In short: Nobody designed the language, nobody's going to design it in the future. Go read something about historical linguistics and language change (I suggest this book as a good starter) then come back and make your case.
(, Fri 22 Apr 2011, 7:32, closed)
You're totally right of course
"a species of babbling, retarded shit-flingers" was gross hyperbole on my part. I'm no linguist and happy to admit that my understanding of the subject does not go beyond the level of popular science books.

A few points though. History has furnished us with examples of people who ended up with a true pidgin as their first (not native) language - slaves taken from various countries who ended up in the same plantation. Within a single generation this developed into a pidgin language derived from the language of their captors (I can tell you know already this, of course). These pidgins eventually developed into creole languages, which had a consistent grammar and only loose connections between derived and original words, like Tok Pisin. This creolization does not appear to support my argument, since it shows how language and grammar will develop spontaneously and ecologically (and as recent findings show, with a greater dependence on pragmatics than was previously admitted).

But I stand by my criticism of the now orthodox view on linguistics because of what I see as two very misguided assumptions.

First is the Hegelian assumption that I discussed briefly above.
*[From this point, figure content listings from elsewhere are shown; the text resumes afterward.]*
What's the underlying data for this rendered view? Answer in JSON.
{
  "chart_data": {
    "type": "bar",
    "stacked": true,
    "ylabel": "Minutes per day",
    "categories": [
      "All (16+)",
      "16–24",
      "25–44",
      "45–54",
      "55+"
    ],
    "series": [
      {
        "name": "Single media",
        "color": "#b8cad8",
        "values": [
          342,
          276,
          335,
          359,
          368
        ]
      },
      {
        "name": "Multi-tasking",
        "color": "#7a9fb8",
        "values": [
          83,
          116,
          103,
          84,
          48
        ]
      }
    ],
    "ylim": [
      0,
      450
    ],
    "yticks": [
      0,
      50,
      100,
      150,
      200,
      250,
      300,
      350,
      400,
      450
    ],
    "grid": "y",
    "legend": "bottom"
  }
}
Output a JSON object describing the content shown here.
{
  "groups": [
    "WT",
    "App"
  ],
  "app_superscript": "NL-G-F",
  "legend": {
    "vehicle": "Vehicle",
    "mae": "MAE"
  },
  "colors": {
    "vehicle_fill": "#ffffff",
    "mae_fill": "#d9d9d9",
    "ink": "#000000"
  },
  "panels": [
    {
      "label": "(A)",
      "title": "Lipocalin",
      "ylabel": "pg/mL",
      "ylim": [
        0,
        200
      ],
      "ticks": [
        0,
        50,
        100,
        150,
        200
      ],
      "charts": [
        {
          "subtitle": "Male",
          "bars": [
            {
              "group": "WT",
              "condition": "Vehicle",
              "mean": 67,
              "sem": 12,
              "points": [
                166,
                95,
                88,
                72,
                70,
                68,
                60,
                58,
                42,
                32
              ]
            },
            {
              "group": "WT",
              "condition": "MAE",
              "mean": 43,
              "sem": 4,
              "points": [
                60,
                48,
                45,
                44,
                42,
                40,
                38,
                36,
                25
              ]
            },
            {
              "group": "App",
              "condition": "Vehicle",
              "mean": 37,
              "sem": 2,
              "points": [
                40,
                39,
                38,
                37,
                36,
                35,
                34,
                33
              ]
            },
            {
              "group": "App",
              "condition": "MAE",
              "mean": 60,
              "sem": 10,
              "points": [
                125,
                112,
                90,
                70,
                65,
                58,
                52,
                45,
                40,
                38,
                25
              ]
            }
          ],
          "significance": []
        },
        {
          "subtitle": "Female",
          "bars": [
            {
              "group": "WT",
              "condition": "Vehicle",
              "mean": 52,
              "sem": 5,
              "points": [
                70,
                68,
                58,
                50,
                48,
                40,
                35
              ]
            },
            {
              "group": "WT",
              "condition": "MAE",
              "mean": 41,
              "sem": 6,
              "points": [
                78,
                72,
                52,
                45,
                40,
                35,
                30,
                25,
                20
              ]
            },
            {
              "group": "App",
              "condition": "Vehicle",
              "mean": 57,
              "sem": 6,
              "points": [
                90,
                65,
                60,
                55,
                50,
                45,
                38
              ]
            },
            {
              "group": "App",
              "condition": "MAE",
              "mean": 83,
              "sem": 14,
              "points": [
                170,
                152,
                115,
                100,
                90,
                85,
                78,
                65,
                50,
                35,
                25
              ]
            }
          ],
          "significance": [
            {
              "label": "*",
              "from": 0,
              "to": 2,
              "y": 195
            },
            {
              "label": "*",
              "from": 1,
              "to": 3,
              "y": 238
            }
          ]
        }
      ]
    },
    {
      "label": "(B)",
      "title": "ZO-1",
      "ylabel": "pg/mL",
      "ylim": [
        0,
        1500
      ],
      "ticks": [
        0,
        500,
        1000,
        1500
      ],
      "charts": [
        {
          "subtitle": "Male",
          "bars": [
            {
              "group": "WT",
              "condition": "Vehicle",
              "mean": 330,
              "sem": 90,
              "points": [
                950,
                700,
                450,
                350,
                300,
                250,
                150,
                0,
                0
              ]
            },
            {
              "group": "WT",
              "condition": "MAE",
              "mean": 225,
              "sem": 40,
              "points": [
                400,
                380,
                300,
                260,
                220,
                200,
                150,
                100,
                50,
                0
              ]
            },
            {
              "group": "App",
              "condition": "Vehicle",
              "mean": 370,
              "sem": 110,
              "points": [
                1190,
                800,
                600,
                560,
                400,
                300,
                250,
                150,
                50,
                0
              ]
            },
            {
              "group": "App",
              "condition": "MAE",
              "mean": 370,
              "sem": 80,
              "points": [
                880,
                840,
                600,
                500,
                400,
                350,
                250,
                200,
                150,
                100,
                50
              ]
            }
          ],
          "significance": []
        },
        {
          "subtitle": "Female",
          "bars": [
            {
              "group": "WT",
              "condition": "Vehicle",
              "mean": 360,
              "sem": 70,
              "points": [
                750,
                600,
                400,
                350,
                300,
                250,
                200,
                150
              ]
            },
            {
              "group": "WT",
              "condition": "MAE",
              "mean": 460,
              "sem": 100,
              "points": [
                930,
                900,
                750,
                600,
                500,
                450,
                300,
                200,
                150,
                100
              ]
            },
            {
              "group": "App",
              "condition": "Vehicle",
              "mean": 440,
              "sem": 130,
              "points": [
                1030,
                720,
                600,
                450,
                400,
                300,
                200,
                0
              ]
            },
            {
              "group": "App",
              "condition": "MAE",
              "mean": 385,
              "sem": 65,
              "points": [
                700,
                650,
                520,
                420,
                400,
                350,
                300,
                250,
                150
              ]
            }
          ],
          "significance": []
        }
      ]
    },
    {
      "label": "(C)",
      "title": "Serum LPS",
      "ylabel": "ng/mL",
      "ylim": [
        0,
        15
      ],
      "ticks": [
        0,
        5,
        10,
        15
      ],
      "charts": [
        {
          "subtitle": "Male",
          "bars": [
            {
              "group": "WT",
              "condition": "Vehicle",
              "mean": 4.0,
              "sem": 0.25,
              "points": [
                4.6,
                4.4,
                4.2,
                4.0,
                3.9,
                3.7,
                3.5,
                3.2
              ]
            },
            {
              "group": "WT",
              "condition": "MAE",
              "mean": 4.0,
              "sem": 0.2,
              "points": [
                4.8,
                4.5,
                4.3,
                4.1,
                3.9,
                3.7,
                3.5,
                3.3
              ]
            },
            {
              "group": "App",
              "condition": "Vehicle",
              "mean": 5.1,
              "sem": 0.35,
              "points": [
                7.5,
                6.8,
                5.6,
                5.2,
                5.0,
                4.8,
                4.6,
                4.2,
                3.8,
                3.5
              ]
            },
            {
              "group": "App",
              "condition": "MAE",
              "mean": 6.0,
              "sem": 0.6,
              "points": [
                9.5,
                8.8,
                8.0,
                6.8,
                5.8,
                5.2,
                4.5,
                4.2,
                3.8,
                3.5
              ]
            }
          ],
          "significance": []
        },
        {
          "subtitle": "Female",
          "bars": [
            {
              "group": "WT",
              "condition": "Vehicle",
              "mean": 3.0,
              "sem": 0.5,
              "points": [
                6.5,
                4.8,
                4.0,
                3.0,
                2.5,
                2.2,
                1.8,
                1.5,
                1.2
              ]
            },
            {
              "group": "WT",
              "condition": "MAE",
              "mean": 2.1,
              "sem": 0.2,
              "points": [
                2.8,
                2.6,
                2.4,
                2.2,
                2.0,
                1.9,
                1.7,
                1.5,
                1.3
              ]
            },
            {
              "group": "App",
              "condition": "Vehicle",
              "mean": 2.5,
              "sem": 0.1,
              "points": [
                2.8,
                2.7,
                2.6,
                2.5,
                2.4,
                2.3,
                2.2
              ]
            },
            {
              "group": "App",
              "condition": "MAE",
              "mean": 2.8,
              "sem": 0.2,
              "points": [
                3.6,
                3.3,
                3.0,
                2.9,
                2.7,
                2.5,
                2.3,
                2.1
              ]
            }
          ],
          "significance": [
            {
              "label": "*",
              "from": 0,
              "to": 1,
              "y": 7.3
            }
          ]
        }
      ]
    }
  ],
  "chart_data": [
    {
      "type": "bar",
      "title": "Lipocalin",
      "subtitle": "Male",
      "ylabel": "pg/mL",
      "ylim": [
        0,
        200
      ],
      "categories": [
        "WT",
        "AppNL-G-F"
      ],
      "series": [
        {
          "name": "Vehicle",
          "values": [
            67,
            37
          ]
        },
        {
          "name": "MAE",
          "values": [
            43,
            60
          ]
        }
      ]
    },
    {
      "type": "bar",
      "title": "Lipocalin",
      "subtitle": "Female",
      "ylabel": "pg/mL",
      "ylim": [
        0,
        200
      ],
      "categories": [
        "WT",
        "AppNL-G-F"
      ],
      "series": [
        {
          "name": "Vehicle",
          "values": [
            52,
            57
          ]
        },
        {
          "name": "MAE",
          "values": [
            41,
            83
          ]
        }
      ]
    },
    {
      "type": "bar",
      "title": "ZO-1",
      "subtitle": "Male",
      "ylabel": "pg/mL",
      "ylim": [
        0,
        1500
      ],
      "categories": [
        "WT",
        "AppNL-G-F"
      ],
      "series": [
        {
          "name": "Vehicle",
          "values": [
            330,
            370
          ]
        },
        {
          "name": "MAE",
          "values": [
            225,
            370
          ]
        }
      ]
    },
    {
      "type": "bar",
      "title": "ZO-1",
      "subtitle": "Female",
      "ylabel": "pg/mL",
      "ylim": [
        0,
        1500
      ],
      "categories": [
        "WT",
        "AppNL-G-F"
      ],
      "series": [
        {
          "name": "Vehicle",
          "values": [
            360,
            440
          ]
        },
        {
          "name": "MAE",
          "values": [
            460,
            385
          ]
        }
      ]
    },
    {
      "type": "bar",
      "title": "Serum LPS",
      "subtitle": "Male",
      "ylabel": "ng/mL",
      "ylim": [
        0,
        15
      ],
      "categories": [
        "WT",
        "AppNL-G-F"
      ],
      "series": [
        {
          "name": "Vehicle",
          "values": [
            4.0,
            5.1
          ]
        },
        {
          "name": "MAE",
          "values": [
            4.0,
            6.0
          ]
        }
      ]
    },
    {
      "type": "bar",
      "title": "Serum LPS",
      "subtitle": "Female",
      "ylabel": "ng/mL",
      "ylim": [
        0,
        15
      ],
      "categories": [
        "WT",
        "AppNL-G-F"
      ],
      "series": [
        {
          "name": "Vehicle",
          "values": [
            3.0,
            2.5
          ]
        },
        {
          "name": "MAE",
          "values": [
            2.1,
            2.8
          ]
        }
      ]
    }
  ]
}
We do not have an explanation of the mechanism (or supposed mechanism) that keeps language evolving and alive. When you say that 'nobody designed language' you leave out the very salient examples of design in the history of language - the strict formalization of Latin and the various attempts in Europe to bring local languages more in line with Latin using prescriptive grammars and dictionaries (L'Académie française springs to mind). Not only that, there is the assumption that similar formalizing activities never took place in places like ancient Egypt or the Fertile Crescent, despite the discovery of works of grammar that would seem to suggest just that.

Secondly, there is the relativistic assumption that the linguistic output of two cultures is equally valid, regardless of any evidence to the contrary, and swinging accusations of ethnocentrism and even racism at anyone who questions this view (not accusing you of this of course). But then, you don't need me to tear relativism a new arsehole because Sokal did that in 1998 (and Paul Boghossian finished the job in 2006). I don't believe that you could translate a complicated book, say for example, A Brief History of Time, or Kant's Critique of Pure Reason into a creole language, no matter how skilful the translation, and expect the meaning to be preserved in all its subtlety. A better example might be comparing the King James Bible to one of these awful American "everyday English" bibles - a hell of a lot of depth of meaning is lost.

I do not think that language left to its own devices will reduce us to meaningless grunts (although I am aware of an increasing amount of meaningless grunts in the language I hear spoken every day). In tribal cultures, all members must be keen botanists, meterologists, cartographers and much more, and this is very clearly reflected in their language (I'm thinking of Jared Diamond's account of the language of Papua New Guinea). But in Europe we live in a built environment, where technology, media and other artifice is our entire existence. My concern is that by abandoning prescriptive grammar and allowing pragmatics and mere accident to shape language, we will end up with language that reflects life in the west as it appears, rather than how it is. To truly take part in modern civil society you need to understand many extremely complex and counter-intuitive ideas, and I think that relying on some unseen hand based on theories of broad patterns in history to guide language may be a mistake.

Edit: I just bought the book you recommended. I've heard of it before, looks like a good overview and I'm looking forward to reading it.